Muhammadiyah Minta Ormas Lebih Dilibatkan dalam Tracing Covid-19

Rapid test Covid-19 secara massal dilakukan terhadap pedagang di pasar rakyat Bantul - ANTARA/Hery Sidik
07 Agustus 2020 06:37 WIB Nindya Aldila News Share :

Harianjogja.com, JAKARTA - Penulusuran (tracing) Covid-19 membutuhkan sumber daya manusia yang besar sehingga ormas dinilai perlu lebih dilibatkan, terutama di wilayah terpencil.

Wakil Ketua Muhammadiyah Covid-19 Command Center (MCCC) Corona Rintawan mengatakan dukungan masyarakat lintas sektor diperlukan untuk melakukan proses tracing.

Menurutnya, dinas kesehatan yang selama ini bertanggung jawab untuk tracing masih kekurangan tenaga.
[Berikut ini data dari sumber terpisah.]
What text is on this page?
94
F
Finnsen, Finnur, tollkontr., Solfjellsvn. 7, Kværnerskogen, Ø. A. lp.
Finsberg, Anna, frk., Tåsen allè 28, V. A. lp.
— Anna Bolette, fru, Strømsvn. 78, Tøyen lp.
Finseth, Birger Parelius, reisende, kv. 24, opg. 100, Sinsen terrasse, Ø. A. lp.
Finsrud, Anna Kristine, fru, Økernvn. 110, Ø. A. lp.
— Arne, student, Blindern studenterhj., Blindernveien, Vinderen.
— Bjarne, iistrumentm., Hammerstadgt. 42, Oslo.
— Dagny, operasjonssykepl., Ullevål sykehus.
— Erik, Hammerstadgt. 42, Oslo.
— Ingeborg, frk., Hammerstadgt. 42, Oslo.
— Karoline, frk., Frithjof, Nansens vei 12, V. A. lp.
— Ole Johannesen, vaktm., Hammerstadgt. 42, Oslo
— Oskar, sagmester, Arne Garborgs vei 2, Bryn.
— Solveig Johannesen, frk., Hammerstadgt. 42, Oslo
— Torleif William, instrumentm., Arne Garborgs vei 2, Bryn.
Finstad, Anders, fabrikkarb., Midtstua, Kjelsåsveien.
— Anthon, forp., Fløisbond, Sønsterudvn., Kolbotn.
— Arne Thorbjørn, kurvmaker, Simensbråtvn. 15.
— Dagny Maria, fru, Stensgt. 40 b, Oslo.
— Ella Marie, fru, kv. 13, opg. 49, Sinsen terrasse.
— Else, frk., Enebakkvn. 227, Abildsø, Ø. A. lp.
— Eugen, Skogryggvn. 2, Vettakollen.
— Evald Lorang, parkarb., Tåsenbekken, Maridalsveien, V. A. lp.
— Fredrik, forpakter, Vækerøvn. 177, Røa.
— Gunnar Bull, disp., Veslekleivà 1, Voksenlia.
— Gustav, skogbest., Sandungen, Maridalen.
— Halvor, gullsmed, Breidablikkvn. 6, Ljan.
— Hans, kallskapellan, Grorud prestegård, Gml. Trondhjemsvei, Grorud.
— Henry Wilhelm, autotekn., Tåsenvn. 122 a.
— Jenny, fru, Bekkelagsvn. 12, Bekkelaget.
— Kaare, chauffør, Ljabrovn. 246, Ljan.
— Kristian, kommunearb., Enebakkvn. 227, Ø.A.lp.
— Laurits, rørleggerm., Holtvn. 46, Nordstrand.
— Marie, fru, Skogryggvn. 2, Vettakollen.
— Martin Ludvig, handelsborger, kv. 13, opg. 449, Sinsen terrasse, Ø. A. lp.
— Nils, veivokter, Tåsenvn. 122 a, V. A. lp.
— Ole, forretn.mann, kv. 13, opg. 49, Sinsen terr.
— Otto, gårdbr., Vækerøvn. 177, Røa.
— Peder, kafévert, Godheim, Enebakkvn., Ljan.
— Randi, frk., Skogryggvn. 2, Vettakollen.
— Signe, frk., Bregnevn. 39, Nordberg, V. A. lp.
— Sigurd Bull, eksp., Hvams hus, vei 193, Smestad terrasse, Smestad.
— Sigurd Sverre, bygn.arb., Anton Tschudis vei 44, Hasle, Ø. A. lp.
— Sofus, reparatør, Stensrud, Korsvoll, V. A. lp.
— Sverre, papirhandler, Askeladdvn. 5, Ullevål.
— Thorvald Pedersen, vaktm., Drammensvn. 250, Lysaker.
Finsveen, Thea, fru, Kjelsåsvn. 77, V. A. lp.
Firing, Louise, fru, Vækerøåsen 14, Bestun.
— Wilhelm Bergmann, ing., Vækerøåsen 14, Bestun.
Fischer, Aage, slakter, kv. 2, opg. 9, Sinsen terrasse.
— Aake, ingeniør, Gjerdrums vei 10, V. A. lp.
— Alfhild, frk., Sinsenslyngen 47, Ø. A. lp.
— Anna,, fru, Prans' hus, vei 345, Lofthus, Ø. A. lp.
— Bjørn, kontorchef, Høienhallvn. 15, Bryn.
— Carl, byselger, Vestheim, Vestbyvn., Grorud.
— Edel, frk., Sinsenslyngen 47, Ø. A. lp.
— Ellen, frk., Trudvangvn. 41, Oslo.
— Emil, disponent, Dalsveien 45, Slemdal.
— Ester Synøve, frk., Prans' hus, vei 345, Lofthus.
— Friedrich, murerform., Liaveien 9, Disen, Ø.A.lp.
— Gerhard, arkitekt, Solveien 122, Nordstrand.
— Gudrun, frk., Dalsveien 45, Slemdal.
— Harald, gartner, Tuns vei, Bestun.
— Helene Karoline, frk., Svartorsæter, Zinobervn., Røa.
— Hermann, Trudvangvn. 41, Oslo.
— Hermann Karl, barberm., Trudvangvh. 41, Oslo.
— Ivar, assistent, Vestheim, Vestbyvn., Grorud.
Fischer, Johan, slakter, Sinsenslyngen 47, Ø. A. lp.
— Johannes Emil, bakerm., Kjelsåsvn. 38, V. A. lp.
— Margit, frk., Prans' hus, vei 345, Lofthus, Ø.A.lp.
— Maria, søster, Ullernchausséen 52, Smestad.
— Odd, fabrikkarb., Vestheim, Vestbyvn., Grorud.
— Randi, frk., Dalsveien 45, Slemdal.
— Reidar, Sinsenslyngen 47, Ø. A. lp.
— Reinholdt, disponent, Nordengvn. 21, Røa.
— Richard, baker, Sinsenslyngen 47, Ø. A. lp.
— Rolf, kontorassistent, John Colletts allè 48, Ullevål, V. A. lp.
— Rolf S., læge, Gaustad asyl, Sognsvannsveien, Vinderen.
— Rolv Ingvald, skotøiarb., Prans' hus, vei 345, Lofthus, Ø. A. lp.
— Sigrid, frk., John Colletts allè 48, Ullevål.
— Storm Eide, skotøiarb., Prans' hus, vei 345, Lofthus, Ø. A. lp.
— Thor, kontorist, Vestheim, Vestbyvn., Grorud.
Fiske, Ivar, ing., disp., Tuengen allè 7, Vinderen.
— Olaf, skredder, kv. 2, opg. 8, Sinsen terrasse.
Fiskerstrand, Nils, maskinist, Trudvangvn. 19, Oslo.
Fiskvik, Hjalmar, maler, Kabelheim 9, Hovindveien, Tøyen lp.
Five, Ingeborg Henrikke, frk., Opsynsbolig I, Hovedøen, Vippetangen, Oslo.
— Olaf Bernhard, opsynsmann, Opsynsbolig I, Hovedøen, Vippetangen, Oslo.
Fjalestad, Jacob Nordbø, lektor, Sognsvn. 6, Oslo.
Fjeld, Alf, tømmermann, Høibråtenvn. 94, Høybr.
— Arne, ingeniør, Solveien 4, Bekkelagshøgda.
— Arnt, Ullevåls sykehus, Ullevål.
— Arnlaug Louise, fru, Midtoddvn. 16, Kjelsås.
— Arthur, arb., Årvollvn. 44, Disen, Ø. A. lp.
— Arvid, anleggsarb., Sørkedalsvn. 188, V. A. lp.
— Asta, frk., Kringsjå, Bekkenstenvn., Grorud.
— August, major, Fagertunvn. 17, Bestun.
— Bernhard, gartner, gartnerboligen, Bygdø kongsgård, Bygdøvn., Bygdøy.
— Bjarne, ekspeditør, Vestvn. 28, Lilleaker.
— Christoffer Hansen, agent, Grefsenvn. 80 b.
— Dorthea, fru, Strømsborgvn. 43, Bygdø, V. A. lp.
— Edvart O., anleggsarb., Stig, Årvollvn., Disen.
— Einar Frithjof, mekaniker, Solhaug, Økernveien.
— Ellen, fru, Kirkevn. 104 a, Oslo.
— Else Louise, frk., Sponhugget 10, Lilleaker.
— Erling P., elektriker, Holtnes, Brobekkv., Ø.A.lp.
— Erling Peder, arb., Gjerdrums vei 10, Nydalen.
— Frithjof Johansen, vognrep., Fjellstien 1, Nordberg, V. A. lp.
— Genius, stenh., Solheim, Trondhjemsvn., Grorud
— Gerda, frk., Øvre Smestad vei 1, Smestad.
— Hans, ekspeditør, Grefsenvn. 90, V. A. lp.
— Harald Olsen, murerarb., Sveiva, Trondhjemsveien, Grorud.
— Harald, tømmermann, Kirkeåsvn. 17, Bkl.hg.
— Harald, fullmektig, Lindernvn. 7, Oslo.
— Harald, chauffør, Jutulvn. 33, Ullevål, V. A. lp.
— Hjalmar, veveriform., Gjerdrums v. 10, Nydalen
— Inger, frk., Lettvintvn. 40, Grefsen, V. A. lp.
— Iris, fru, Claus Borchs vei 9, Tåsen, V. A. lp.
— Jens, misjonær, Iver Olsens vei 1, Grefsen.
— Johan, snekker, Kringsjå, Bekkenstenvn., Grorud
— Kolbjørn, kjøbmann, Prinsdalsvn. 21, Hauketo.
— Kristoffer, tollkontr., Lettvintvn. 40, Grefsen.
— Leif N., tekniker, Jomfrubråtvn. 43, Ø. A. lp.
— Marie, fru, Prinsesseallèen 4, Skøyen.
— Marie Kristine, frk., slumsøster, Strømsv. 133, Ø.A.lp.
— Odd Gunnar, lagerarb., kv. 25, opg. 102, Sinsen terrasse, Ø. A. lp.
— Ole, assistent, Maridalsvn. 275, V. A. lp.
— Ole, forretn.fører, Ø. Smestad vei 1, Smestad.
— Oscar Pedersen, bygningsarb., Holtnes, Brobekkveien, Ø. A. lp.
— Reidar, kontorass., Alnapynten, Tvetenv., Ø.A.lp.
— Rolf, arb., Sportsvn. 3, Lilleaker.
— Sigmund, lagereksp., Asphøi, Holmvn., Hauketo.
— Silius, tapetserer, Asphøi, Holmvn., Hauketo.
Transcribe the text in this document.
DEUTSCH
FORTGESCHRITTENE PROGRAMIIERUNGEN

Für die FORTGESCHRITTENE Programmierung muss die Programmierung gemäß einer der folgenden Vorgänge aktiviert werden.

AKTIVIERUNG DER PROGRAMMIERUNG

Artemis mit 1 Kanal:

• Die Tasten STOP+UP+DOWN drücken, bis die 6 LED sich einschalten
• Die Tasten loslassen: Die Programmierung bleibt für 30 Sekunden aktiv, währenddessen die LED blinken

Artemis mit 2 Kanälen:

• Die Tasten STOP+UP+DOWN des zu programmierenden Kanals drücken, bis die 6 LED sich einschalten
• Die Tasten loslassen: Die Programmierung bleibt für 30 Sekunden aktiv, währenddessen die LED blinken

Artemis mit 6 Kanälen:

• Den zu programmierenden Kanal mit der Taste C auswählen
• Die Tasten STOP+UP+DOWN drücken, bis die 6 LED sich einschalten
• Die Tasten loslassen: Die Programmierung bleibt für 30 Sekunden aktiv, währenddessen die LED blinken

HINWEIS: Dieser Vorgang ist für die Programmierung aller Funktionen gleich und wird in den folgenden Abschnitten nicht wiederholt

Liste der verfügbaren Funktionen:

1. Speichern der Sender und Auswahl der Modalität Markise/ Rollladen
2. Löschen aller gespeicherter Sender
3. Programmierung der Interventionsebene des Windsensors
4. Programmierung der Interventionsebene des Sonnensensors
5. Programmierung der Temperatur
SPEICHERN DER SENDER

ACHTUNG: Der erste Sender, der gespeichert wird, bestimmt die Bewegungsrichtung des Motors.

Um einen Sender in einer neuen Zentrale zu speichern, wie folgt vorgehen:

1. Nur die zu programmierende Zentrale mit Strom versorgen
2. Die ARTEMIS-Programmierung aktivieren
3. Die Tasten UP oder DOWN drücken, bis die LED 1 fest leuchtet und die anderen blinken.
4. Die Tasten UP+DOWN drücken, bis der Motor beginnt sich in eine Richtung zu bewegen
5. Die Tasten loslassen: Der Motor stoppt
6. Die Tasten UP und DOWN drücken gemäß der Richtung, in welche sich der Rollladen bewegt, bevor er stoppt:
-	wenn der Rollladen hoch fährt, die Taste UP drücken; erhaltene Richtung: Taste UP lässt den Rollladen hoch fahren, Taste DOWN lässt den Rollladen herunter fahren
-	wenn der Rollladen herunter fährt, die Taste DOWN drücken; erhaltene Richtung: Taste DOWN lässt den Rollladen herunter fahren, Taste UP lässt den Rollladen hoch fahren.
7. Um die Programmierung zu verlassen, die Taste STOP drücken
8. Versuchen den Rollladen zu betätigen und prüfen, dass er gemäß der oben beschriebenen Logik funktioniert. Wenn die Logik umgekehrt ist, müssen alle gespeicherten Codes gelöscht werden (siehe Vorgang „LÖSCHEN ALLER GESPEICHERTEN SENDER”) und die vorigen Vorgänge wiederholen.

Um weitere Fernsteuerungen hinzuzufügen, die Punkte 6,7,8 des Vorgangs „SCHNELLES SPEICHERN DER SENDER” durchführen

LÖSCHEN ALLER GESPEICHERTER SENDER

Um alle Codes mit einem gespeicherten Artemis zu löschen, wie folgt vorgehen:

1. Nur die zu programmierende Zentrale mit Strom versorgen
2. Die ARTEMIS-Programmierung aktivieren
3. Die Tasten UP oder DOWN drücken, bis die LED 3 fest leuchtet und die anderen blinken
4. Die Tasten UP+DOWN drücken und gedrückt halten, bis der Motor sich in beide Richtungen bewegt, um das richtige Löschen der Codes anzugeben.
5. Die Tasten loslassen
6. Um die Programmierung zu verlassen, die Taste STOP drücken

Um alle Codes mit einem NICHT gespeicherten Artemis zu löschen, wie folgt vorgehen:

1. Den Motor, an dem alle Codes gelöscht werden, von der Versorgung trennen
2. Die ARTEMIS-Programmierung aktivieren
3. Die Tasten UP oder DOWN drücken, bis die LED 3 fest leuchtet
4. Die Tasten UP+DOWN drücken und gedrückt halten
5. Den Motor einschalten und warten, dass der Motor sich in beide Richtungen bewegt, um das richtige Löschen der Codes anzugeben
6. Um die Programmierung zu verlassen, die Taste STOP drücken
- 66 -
Sementara itu, keterlibatan organisasi masyarakat masih dirasa kurang.

"Saya kira ormas banyak bermanfaat dalam hal kebencanaan dan menarik jika dilibatkan dengan catatan bisa meningkatkan kemampuan tracing," ujarnya dalam Webinar, Kamis (6/8/2020).

Dokter Umum Puskesmas Dompu Timur NTB Laela Soraya mengatakan proses tracing membutuhkan keterlibatan masyarakat, seperti aparat desa yang dinilai lebih persuasif.

Pada kenyataannya, proses tracing yang tidak maksimal juga diperparah dengan tingkat sosialisasi yang rendah ke tingkat daerah yang lebih kecil.

Banyak masyarakat yang takut keluarganya dikucilkan jika dalam proses tracing harus melakukan isolasi.

"Bukan hanya kami, tetapi kami butuh aparat desa, atau toga [tokoh agama] toma [tokoh masyarakat] untuk melakukan pendataan, pemantauan, sampai edukasi, dan mendorong sukarela masyarakat untuk melaporkan jika memang ada gejala," ungkap Laela.